Berikutnya saya lempar kembali pertanyaan ke teman-teman tadi,”Sebutkan satu kata yang menggambarkan Ust Hilmi Aminuddin (HA) secara positif, yang ada dibenak kalian? Saya kasih waktu 5 detik!”. Dengan harapan mereka dapat merespon dengan cepat, sesuai dengan waktu yang saya berikan. Ke empat orang tersebut saling memandang, dan dengan kompak bertanya kepada saya, “ Yang ustadz PKS itu?”. Ternyata mereka tidak memiliki pengetahuan apapun untuk bisa dikomentari atas sosok pendiri Partai Keadilan Sejahtera (PKS) tersebut. “Sangat menarik untuk dikupas”, guman saya dalam hati.
Pertanyaan berikutnya tidak saya lanjutkan. Sambil terus berpikir dan mencoba menganalisa atas ketidak tahuan mereka tentang sosok HA tadi. Padahal, kedua-duanya adalah pendiri partai. Usia partai yang mereka dirikan relatif hampir bersamaan waktunya. Menariknya lagi, kedua partai tersebut sama-sama berbasis Islam. Namun YIM lebih tenar.
Lalu apakah kemudian ketenaran YIM berbanding lurus dengan perolehan suaranya? Bahkan Parliementary Treshold 3,5%, tidak mampu ditembus oleh Partai Bulan Bintang (PBB) pada pemilu legislatif 2014, melainkan hanya 1,46%. Sementara HA, yang notabene relatif sangat jarang tampil di publik, tetapi partainya mampu menembus 6,79%, bahkan diatas PPP, dedengkotnya partai Islam.
Masyarakat mengenal HA justru saat munculnya konflik internal PKS, yang melibatkan HA dengan sesama unsur pendiri PKS, yaitu Yusuf Supendi. Kemudian kasus sapi, yang juga menyeret PKS, termasuk pemanggilan HA oleh KPK. Keduanya bukanlah kasus yang positif, khususnya bagi HA maupun PKS. Lalu apa yang membuat partai usungan HA jauh lebih kinclong perolehan suaranya dibanding PBB? Padahal dihadapan publik, YIM jauh lebih dikenal daripada HA, dan YIM sangat jarang mendapatkan publikasi negatif, kecuali kasus sisminbakum, itupun YIM menang atas perkara tersebut.
Walaupun survey riungan ini bukanlah tandingan Litbang Kompas, ataupun CSIS, akan tetapi fakta ini menarik untuk dapat dijadikan pelajaran. PKS jauh lebih populer daripada HA, sementara YIM jauh lebih populer daripada PBB. YIM sangat aktif di berbagai media, sementara seorang HA bahkan tidak memiliki website pribadi.

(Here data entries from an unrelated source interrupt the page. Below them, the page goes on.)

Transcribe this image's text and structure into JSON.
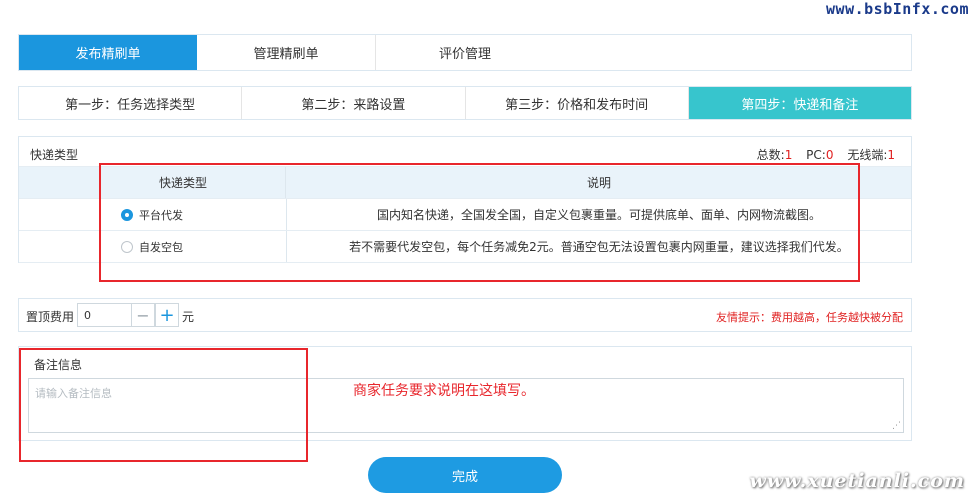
{
  "watermarks": {
    "top": "www.bsbInfx.com",
    "bottom": "www.xuetianli.com"
  },
  "top_tabs": [
    {
      "label": "发布精刷单",
      "active": true
    },
    {
      "label": "管理精刷单",
      "active": false
    },
    {
      "label": "评价管理",
      "active": false
    }
  ],
  "steps": [
    {
      "label": "第一步：任务选择类型",
      "active": false
    },
    {
      "label": "第二步：来路设置",
      "active": false
    },
    {
      "label": "第三步：价格和发布时间",
      "active": false
    },
    {
      "label": "第四步：快递和备注",
      "active": true
    }
  ],
  "express": {
    "title": "快递类型",
    "stats": {
      "total_label": "总数:",
      "total_value": "1",
      "pc_label": "PC:",
      "pc_value": "0",
      "wireless_label": "无线端:",
      "wireless_value": "1"
    },
    "table": {
      "headers": [
        "快递类型",
        "说明"
      ],
      "rows": [
        {
          "type": "平台代发",
          "checked": true,
          "desc": "国内知名快递，全国发全国，自定义包裹重量。可提供底单、面单、内网物流截图。"
        },
        {
          "type": "自发空包",
          "checked": false,
          "desc": "若不需要代发空包，每个任务减免2元。普通空包无法设置包裹内网重量，建议选择我们代发。"
        }
      ]
    }
  },
  "fee": {
    "label": "置顶费用",
    "value": "0",
    "minus": "−",
    "plus": "+",
    "unit": "元",
    "tip": "友情提示：费用越高，任务越快被分配"
  },
  "remark": {
    "title": "备注信息",
    "placeholder": "请输入备注信息",
    "note": "商家任务要求说明在这填写。"
  },
  "finish_label": "完成",
  "colors": {
    "primary": "#1b96de",
    "step_active": "#37c5cd",
    "annotation_red": "#e8262c"
  }
}
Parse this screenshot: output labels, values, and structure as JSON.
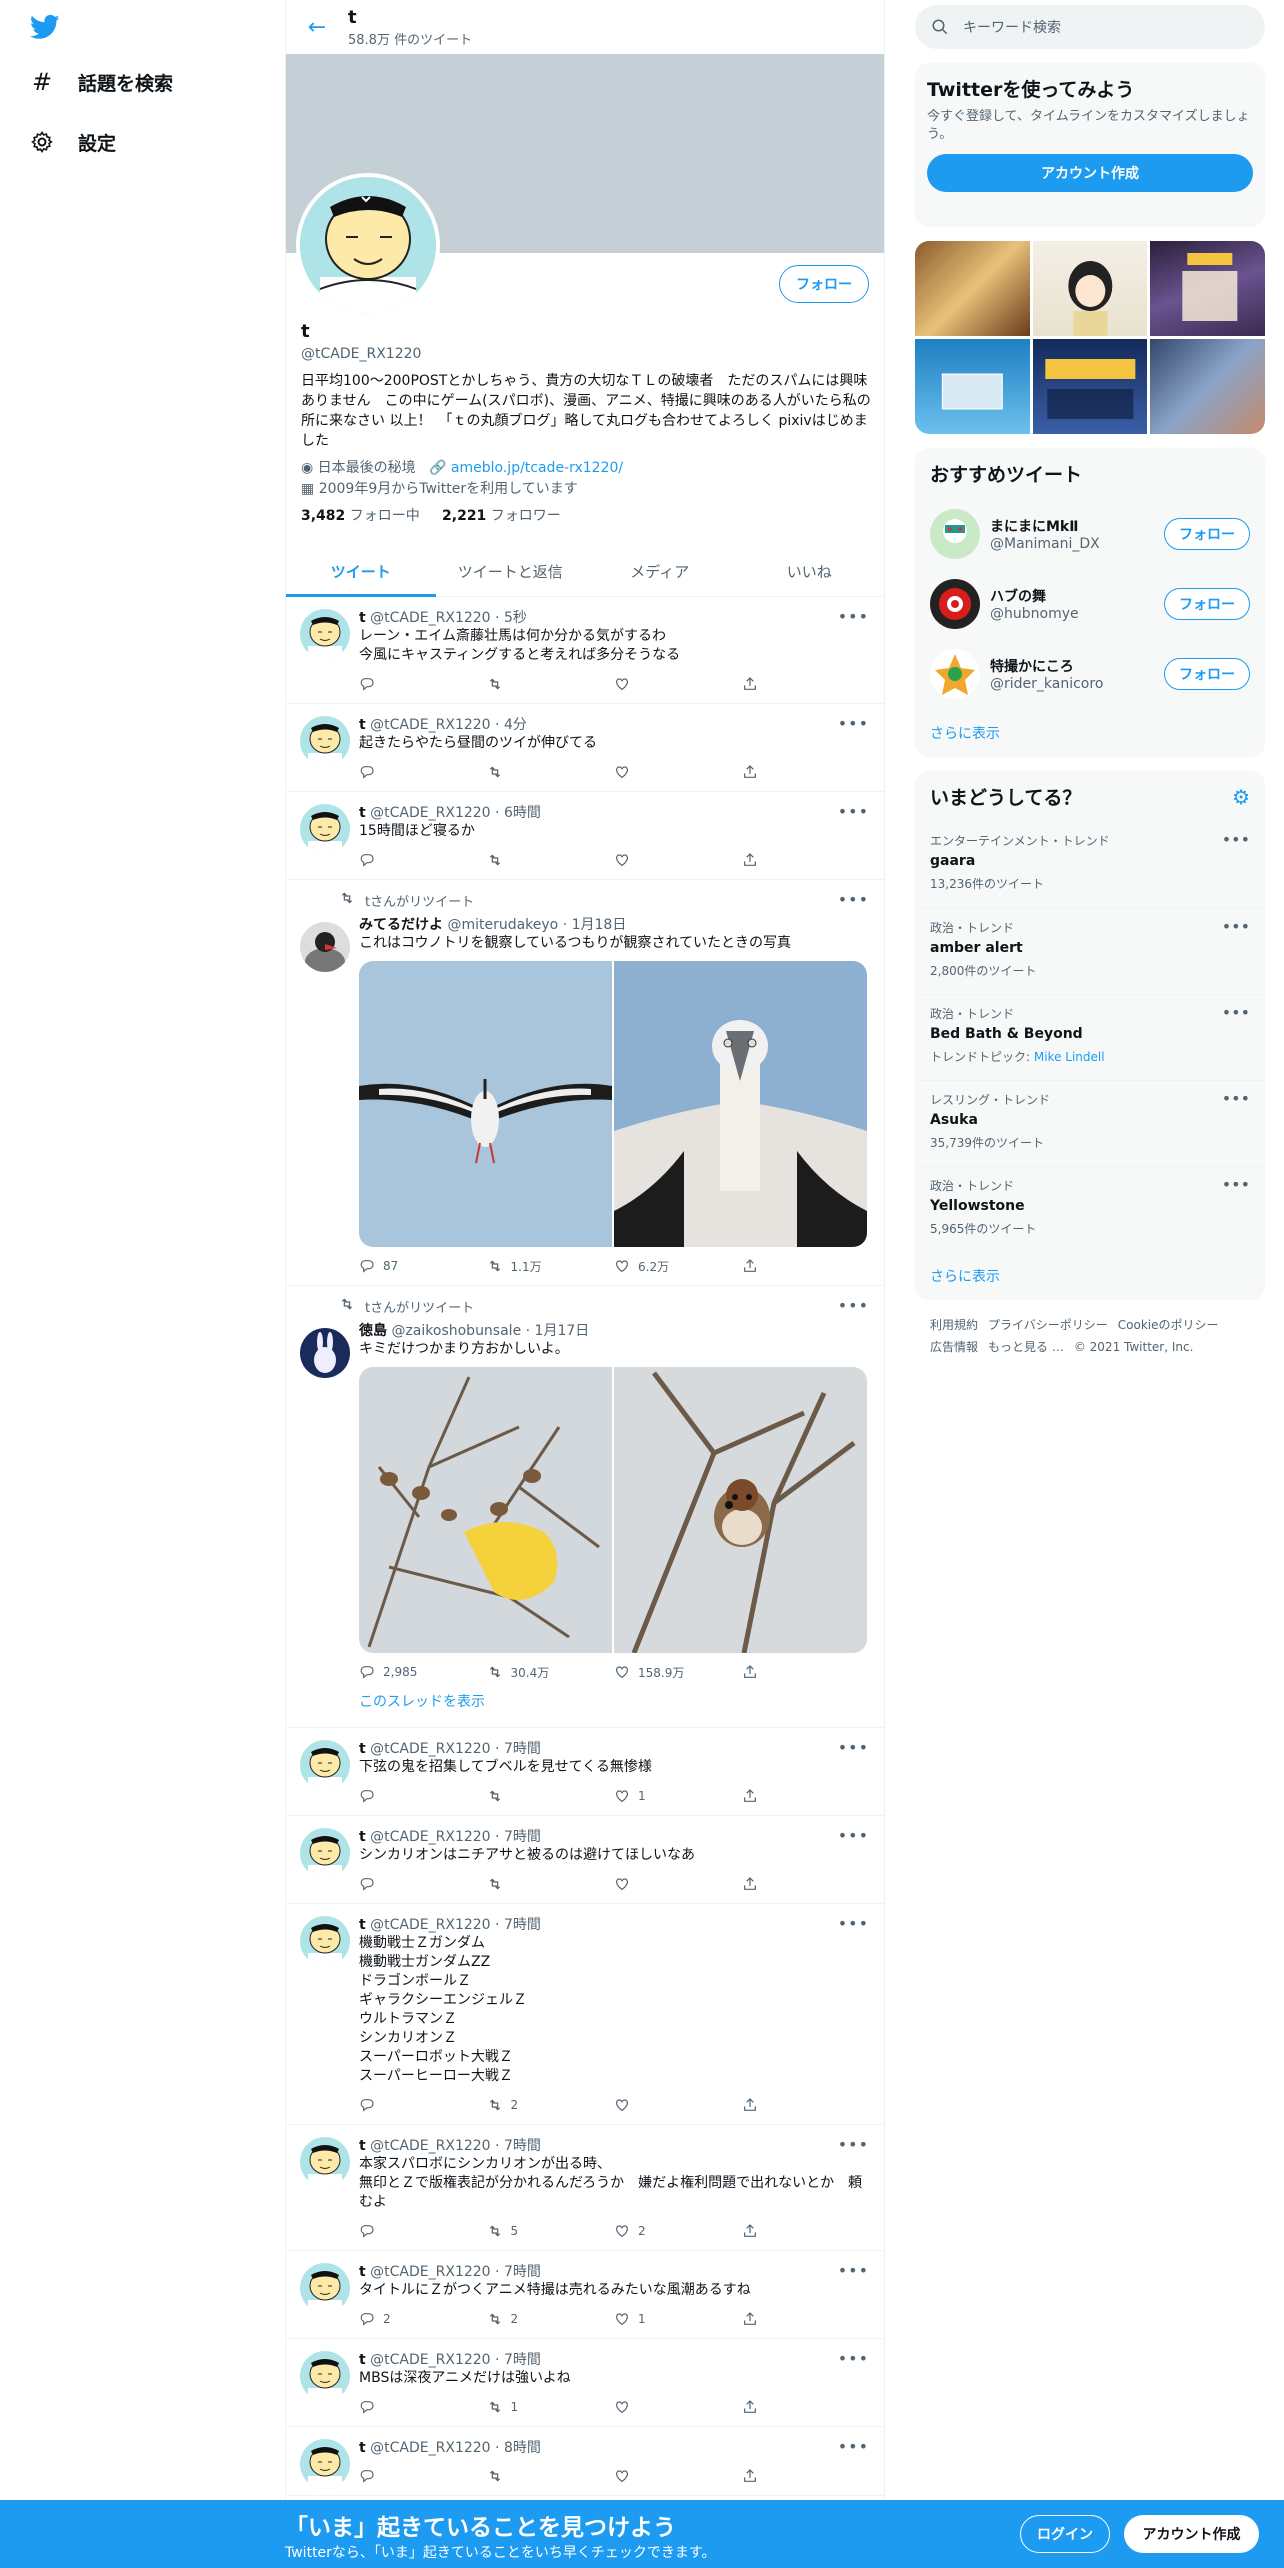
{
  "nav": {
    "explore": "話題を検索",
    "settings": "設定"
  },
  "header": {
    "name": "t",
    "count": "58.8万 件のツイート"
  },
  "profile": {
    "name": "t",
    "handle": "@tCADE_RX1220",
    "follow_label": "フォロー",
    "bio": "日平均100～200POSTとかしちゃう、貴方の大切なＴＬの破壊者　ただのスパムには興味ありません　この中にゲーム(スパロボ)、漫画、アニメ、特撮に興味のある人がいたら私の所に来なさい 以上！　「ｔの丸顔ブログ」略して丸ログも合わせてよろしく pixivはじめました",
    "location": "日本最後の秘境",
    "link": "ameblo.jp/tcade-rx1220/",
    "joined": "2009年9月からTwitterを利用しています",
    "following_count": "3,482",
    "following_label": "フォロー中",
    "followers_count": "2,221",
    "followers_label": "フォロワー"
  },
  "tabs": [
    "ツイート",
    "ツイートと返信",
    "メディア",
    "いいね"
  ],
  "tweets": [
    {
      "name": "t",
      "handle": "@tCADE_RX1220",
      "time": "5秒",
      "text": "レーン・エイム斎藤壮馬は何か分かる気がするわ\n今風にキャスティングすると考えれば多分そうなる",
      "reply": "",
      "rt": "",
      "like": ""
    },
    {
      "name": "t",
      "handle": "@tCADE_RX1220",
      "time": "4分",
      "text": "起きたらやたら昼間のツイが伸びてる",
      "reply": "",
      "rt": "",
      "like": ""
    },
    {
      "name": "t",
      "handle": "@tCADE_RX1220",
      "time": "6時間",
      "text": "15時間ほど寝るか",
      "reply": "",
      "rt": "",
      "like": ""
    },
    {
      "retweet_label": "tさんがリツイート",
      "name": "みてるだけよ",
      "handle": "@miterudakeyo",
      "time": "1月18日",
      "text": "これはコウノトリを観察しているつもりが観察されていたときの写真",
      "reply": "87",
      "rt": "1.1万",
      "like": "6.2万"
    },
    {
      "retweet_label": "tさんがリツイート",
      "name": "徳島",
      "handle": "@zaikoshobunsale",
      "time": "1月17日",
      "text": "キミだけつかまり方おかしいよ。",
      "reply": "2,985",
      "rt": "30.4万",
      "like": "158.9万",
      "thread_label": "このスレッドを表示"
    },
    {
      "name": "t",
      "handle": "@tCADE_RX1220",
      "time": "7時間",
      "text": "下弦の鬼を招集してブベルを見せてくる無惨様",
      "reply": "",
      "rt": "",
      "like": "1"
    },
    {
      "name": "t",
      "handle": "@tCADE_RX1220",
      "time": "7時間",
      "text": "シンカリオンはニチアサと被るのは避けてほしいなあ",
      "reply": "",
      "rt": "",
      "like": ""
    },
    {
      "name": "t",
      "handle": "@tCADE_RX1220",
      "time": "7時間",
      "text": "機動戦士Ｚガンダム\n機動戦士ガンダムZZ\nドラゴンボールＺ\nギャラクシーエンジェルＺ\nウルトラマンＺ\nシンカリオンＺ\nスーパーロボット大戦Ｚ\nスーパーヒーロー大戦Ｚ",
      "reply": "",
      "rt": "2",
      "like": ""
    },
    {
      "name": "t",
      "handle": "@tCADE_RX1220",
      "time": "7時間",
      "text": "本家スパロボにシンカリオンが出る時、\n無印とＺで版権表記が分かれるんだろうか　嫌だよ権利問題で出れないとか　頼むよ",
      "reply": "",
      "rt": "5",
      "like": "2"
    },
    {
      "name": "t",
      "handle": "@tCADE_RX1220",
      "time": "7時間",
      "text": "タイトルにＺがつくアニメ特撮は売れるみたいな風潮あるすね",
      "reply": "2",
      "rt": "2",
      "like": "1"
    },
    {
      "name": "t",
      "handle": "@tCADE_RX1220",
      "time": "7時間",
      "text": "MBSは深夜アニメだけは強いよね",
      "reply": "",
      "rt": "1",
      "like": ""
    },
    {
      "name": "t",
      "handle": "@tCADE_RX1220",
      "time": "8時間",
      "text": "",
      "reply": "",
      "rt": "",
      "like": ""
    }
  ],
  "right": {
    "search_placeholder": "キーワード検索",
    "signup_title": "Twitterを使ってみよう",
    "signup_text": "今すぐ登録して、タイムラインをカスタマイズしましょう。",
    "signup_button": "アカウント作成",
    "suggest_title": "おすすめツイート",
    "suggestions": [
      {
        "name": "まにまにMkⅡ",
        "handle": "@Manimani_DX",
        "button": "フォロー"
      },
      {
        "name": "ハブの舞",
        "handle": "@hubnomye",
        "button": "フォロー"
      },
      {
        "name": "特撮かにころ",
        "handle": "@rider_kanicoro",
        "button": "フォロー"
      }
    ],
    "show_more": "さらに表示",
    "trends_title": "いまどうしてる？",
    "trends": [
      {
        "category": "エンターテインメント・トレンド",
        "name": "gaara",
        "count": "13,236件のツイート",
        "topic_prefix": "",
        "topic": ""
      },
      {
        "category": "政治・トレンド",
        "name": "amber alert",
        "count": "2,800件のツイート",
        "topic_prefix": "",
        "topic": ""
      },
      {
        "category": "政治・トレンド",
        "name": "Bed Bath & Beyond",
        "count": "",
        "topic_prefix": "トレンドトピック: ",
        "topic": "Mike Lindell"
      },
      {
        "category": "レスリング・トレンド",
        "name": "Asuka",
        "count": "35,739件のツイート",
        "topic_prefix": "",
        "topic": ""
      },
      {
        "category": "政治・トレンド",
        "name": "Yellowstone",
        "count": "5,965件のツイート",
        "topic_prefix": "",
        "topic": ""
      }
    ],
    "footer": [
      "利用規約",
      "プライバシーポリシー",
      "Cookieのポリシー",
      "広告情報",
      "もっと見る …",
      "© 2021 Twitter, Inc."
    ]
  },
  "bottom": {
    "title": "「いま」起きていることを見つけよう",
    "subtitle": "Twitterなら、「いま」起きていることをいち早くチェックできます。",
    "login": "ログイン",
    "signup": "アカウント作成"
  },
  "colors": {
    "accent": "#1d9bf0",
    "banner": "#c4cfd6",
    "text_secondary": "#536471"
  }
}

YIM sangat intelektual dan memiliki gelar tertinggi bagi seorang akademisi, yaitu Profesor. Sementara HA ‘hanyalah’ seorang lulusan sarjana dari Madinah, Arab Saudi.
Hampir di setiap momen, termasuk saat ulang tahunnya yang ke 60, YIM sangat piawai dalam menarik perhatian publik. Intelektualitas dan kepakaran YIM diakui publik. Dalam banyak hal, YIM mampu menunjukkan kemampuannya menyelesaikan masalah, sebagai ciri seorang fighter.
Lantas apa penyebab YIM dengan PBB-nya, belum mampu mengalahkan hasil suara HA dengan PKS nya pada setiap Pemilu? Jika masalah ini cukup dibatasi dengan perspektif gaya kepemimpinan, maka hipotesis saya sementara ini adalah perbedaan fokus dan strategi diantara mereka.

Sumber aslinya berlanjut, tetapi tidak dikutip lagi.